Dermal Fillers: Semi-Permanent at Best
Some cosmetic practitioners use injectable fillers to create a dimple-like effect. The technique typically involves injecting a hyaluronic acid filler around (not into) the target spot, building up the surrounding cheek volume so the dimple area appears relatively indented by contrast. Other approaches use a needle to break up the connective tissue under the skin at the dimple point, sometimes combined with a small filler injection, to create a tethering effect as the tissue heals.
These methods can produce a visible result, but they are not permanent. Hyaluronic acid fillers are gradually absorbed by the body, and most injectable procedures in this category last six months or less before the effect fades. You would need repeated treatments to maintain the look, and each round comes with the typical risks of injectables: bruising, asymmetry, and the small chance of vascular complications in a sensitive area of the face.
Makeup Techniques for a Dimple Effect
If you want the look of dimples without any physical changes, makeup is the most straightforward option. The technique is simple: smile wide in a mirror to identify where a natural dimple would sit (roughly an inch from each corner of your mouth, on the fullest part of your cheek). Using a brown eyeliner pencil or brow pencil, draw a small half-circle or curved line at that spot. Blend the edges with a small brush so the mark looks like a shadow rather than a line. The darker shade creates the illusion of depth, mimicking the way a real dimple casts a subtle shadow when you smile.
This only works while the makeup is on, obviously, but it carries zero risk and lets you experiment with placement before committing to anything more involved.
Why “Permanent Without Surgery” Is Unlikely
The fundamental challenge is that a natural dimple is an internal structural feature. It exists because muscle fibers are physically tethered to the underside of the skin.
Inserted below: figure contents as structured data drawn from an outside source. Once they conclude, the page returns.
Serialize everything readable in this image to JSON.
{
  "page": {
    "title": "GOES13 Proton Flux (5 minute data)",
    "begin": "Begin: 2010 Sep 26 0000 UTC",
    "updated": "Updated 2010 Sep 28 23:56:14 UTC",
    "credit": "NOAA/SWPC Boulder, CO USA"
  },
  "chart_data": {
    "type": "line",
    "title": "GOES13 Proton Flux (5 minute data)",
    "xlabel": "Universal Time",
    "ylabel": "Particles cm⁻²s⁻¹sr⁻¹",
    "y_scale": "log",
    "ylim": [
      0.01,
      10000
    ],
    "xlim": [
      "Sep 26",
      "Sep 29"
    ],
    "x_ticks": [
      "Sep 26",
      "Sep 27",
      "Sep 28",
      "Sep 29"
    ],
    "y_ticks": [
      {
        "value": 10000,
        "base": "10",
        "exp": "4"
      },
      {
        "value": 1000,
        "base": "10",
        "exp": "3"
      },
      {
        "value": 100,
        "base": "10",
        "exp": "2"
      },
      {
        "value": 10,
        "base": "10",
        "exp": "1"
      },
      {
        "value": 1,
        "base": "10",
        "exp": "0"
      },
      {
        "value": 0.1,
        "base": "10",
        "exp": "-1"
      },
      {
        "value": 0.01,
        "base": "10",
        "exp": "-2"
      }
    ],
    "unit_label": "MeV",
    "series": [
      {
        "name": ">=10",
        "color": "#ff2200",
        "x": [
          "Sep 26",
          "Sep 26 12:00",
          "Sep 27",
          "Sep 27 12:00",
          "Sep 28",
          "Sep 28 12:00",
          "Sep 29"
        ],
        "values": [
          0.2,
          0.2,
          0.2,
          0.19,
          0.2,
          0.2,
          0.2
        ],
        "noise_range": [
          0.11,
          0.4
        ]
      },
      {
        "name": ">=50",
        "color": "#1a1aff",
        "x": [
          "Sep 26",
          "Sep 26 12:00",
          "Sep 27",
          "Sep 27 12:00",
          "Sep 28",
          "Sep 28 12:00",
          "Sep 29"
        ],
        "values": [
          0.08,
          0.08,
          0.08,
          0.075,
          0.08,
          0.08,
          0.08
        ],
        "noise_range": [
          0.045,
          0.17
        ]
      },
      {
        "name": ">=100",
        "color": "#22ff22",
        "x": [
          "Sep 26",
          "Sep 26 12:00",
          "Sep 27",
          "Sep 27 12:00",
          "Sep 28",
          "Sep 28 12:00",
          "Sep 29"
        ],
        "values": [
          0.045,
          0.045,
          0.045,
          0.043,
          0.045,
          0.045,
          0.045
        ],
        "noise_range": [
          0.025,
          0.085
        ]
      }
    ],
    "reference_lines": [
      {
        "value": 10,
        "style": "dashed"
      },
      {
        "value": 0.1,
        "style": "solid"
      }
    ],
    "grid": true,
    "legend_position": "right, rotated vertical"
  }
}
Recreating that connection requires reaching the layer between muscle and skin, which is, by definition, a surgical act. Dimpleplasty, the surgical procedure, involves making a small incision inside the mouth and placing a suture that connects the inner cheek muscle to the skin surface. It takes about 20 minutes, uses local anesthesia, and produces permanent results. The American Society of Plastic Surgeons notes that results cannot be reversed, so candidates need to be sure about placement and symmetry before proceeding.
Every non-surgical alternative either produces a temporary effect (makeup, fillers, suction) or carries significant risks without reliable outcomes (piercings). If permanent dimples are the goal, there is currently no way to achieve that without some form of surgical intervention. The non-surgical options work best when you think of them as cosmetic tools for occasional use rather than permanent solutions.